TEAM is set to launch in January 2026 and remains retrospective, the common payment methodology in episodes of care, based on a target price that has a 3% discount – the model will run for 5 years, Fuller said.

In other words, the hospital must perform 3% better for the overall episode of care, and then CMS essentially takes 3% off the top.

“That’s the bad news,” said Fuller. “The good news is this is not a Shared Savings Program. So any dollar after that 3% that gets generated fully accrues to the participants. If you generate $3,000 on your episodes above that 3%, you get all $3,000 to reinvest or to pay yourself back for the quality and care improvement activities that you’ve invested in to generate those results.”

Acute-care hospitals will be the bundler and will maintain full accountability for the spending under this model – it is mandatory for them Fuller said.

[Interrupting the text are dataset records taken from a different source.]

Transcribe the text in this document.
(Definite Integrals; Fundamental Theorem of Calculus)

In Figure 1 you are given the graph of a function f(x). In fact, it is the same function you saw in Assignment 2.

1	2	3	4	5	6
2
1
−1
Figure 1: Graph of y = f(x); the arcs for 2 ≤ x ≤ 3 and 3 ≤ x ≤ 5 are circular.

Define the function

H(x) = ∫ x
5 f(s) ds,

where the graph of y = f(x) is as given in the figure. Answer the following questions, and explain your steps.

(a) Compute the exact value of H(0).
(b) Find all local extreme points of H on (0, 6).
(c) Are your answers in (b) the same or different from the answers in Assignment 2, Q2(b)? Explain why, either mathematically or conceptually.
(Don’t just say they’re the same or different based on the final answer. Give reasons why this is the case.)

“We do not know who is in the model yet. That’s a really important point. We may know upon publication of the final rule, which we expect this summer.”

Hospitals will be selected based on Core-Based Statistical Areas (CBSAs) – CMMI said it plans to select 25% of all CBSAs nationally.

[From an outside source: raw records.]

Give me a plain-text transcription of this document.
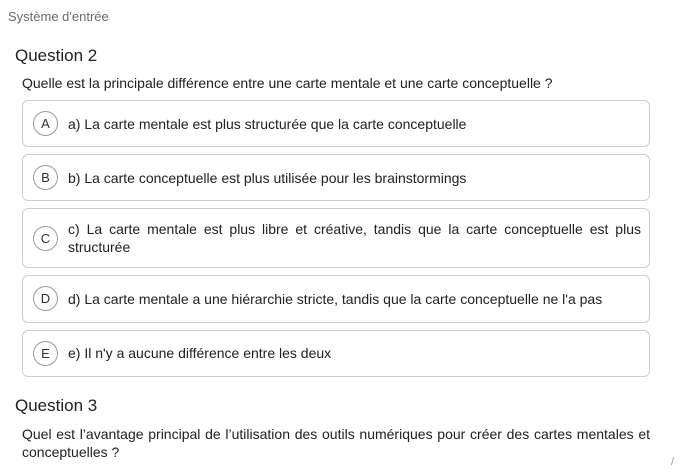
Système d'entrée
Question 2
Quelle est la principale différence entre une carte mentale et une carte conceptuelle ?
A	a) La carte mentale est plus structurée que la carte conceptuelle
B	b) La carte conceptuelle est plus utilisée pour les brainstormings
C
c) La carte mentale est plus libre et créative, tandis que la carte conceptuelle est plus structurée
D	d) La carte mentale a une hiérarchie stricte, tandis que la carte conceptuelle ne l'a pas
E	e) Il n'y a aucune différence entre les deux
Question 3
Quel est l’avantage principal de l’utilisation des outils numériques pour créer des cartes mentales et conceptuelles ?
/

“They’re looking for broad representation across the country, across different market types, geographies, hospital profiles,” said Fuller.

How TEAM fits into CMS’ quality-based initiatives

CMS has made it very clear that TEAM will serve as a “framework” for managing episodes of care moving forward, and the agency hopes this will become a standard practice across traditional Medicare, Fuller said.

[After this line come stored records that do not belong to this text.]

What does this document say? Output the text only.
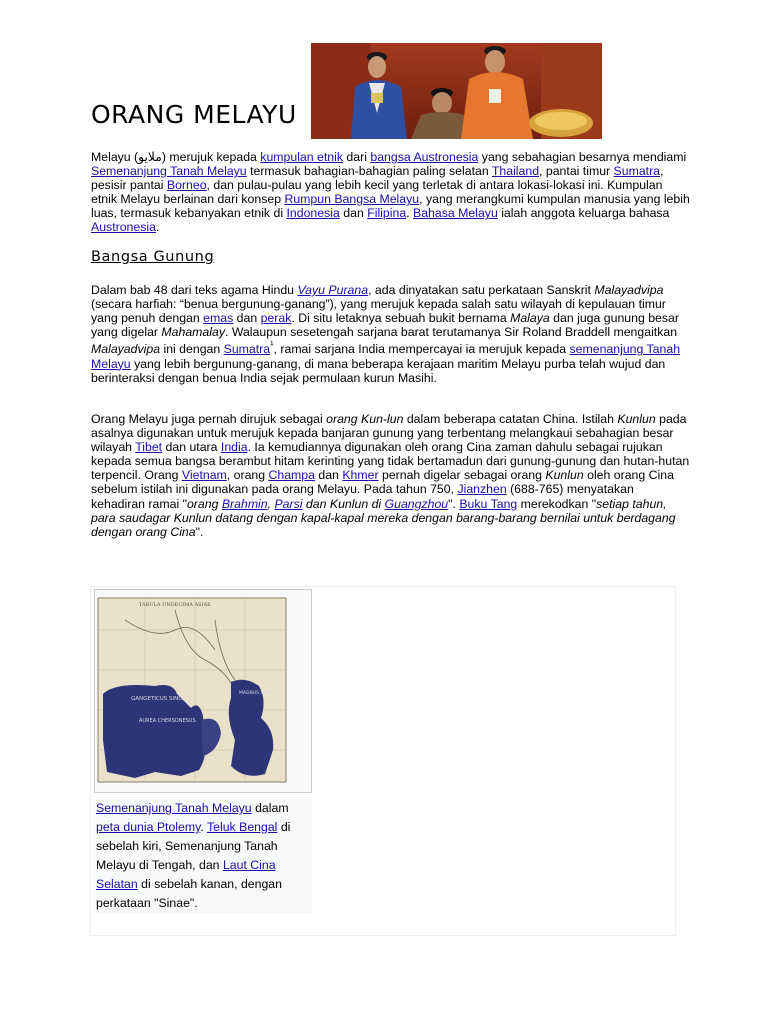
ORANG MELAYU
Melayu (ملايو) merujuk kepada kumpulan etnik dari bangsa Austronesia yang sebahagian besarnya mendiami Semenanjung Tanah Melayu termasuk bahagian-bahagian paling selatan Thailand, pantai timur Sumatra, pesisir pantai Borneo, dan pulau-pulau yang lebih kecil yang terletak di antara lokasi-lokasi ini. Kumpulan etnik Melayu berlainan dari konsep Rumpun Bangsa Melayu, yang merangkumi kumpulan manusia yang lebih luas, termasuk kebanyakan etnik di Indonesia dan Filipina. Bahasa Melayu ialah anggota keluarga bahasa Austronesia.
Bangsa Gunung
Dalam bab 48 dari teks agama Hindu Vayu Purana, ada dinyatakan satu perkataan Sanskrit Malayadvipa (secara harfiah: “benua bergunung-ganang”), yang merujuk kepada salah satu wilayah di kepulauan timur yang penuh dengan emas dan perak. Di situ letaknya sebuah bukit bernama Malaya dan juga gunung besar yang digelar Mahamalay. Walaupun sesetengah sarjana barat terutamanya Sir Roland Braddell mengaitkan Malayadvipa ini dengan Sumatra$^{^1}$, ramai sarjana India mempercayai ia merujuk kepada semenanjung Tanah Melayu yang lebih bergunung-ganang, di mana beberapa kerajaan maritim Melayu purba telah wujud dan berinteraksi dengan benua India sejak permulaan kurun Masihi.
Orang Melayu juga pernah dirujuk sebagai orang Kun-lun dalam beberapa catatan China. Istilah Kunlun pada asalnya digunakan untuk merujuk kepada banjaran gunung yang terbentang melangkaui sebahagian besar wilayah Tibet dan utara India. Ia kemudiannya digunakan oleh orang Cina zaman dahulu sebagai rujukan kepada semua bangsa berambut hitam kerinting yang tidak bertamadun dari gunung-gunung dan hutan-hutan terpencil. Orang Vietnam, orang Champa dan Khmer pernah digelar sebagai orang Kunlun oleh orang Cina sebelum istilah ini digunakan pada orang Melayu. Pada tahun 750, Jianzhen (688-765) menyatakan kehadiran ramai "orang Brahmin, Parsi dan Kunlun di Guangzhou". Buku Tang merekodkan "setiap tahun, para saudagar Kunlun datang dengan kapal-kapal mereka dengan barang-barang bernilai untuk berdagang dengan orang Cina".
TABULA UNDECIMA ASIAE
GANGETICUS SINUS
AUREA CHERSONESUS
MAGNUS SINUS
Semenanjung Tanah Melayu dalam peta dunia Ptolemy. Teluk Bengal di sebelah kiri, Semenanjung Tanah Melayu di Tengah, dan Laut Cina Selatan di sebelah kanan, dengan perkataan "Sinae".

In terms of episodes of care success, there have been a lot of evaluations particularly around surgical conditions and high volume medical conditions.

“Of the different program design elements that we’ve tested so far, which are the ones that are showing the most promise, where’s the most success, where are providers responding the most favorably? That’s what [CMS has] used and infused into TEAM,” said Fuller. “[SNFs] should pay close attention, because that framework, I think, is important for participation in this model.”

CMS is intentionally allowing a lot of overlap with other bundled payment models, including existing ACOs or ACO REACH, mainly because the agency is testing how bundles or episodes of care work alongside each other for a total cost of care.

“An entity, a beneficiary that is attributed to an MSSP and REACH and triggers a bundle under TEAM will be able to be in both simultaneously – and they will calculate the savings under both,” said Fuller. What will be excluded are any payments made to or from.”

In other words, if there’s a savings payment from CMS for a beneficiary under TEAM, that won’t count against the ACO. Conversely, if there are losses and the TEAM hospital owes CMS money, that will not net out any funding from the ACO.

“The thinking there is to try to build as much collaboration across all these models, all these participants as possible,” he said.

The only caveat here is that once you’re in, you’re in for the full five years of the model, he said. Beneficiaries that are able to participate must be enrolled in Medicare Part A and B, and have Medicare as their primary payer.

Meanwhile, beneficiaries are unable to participate in the model if they’re enrolled in any managed care plan, including Medicare Advantage, are covered under United Mine Workers of America health plan, or are eligible for Medicare due to end-stage renal disease, he said.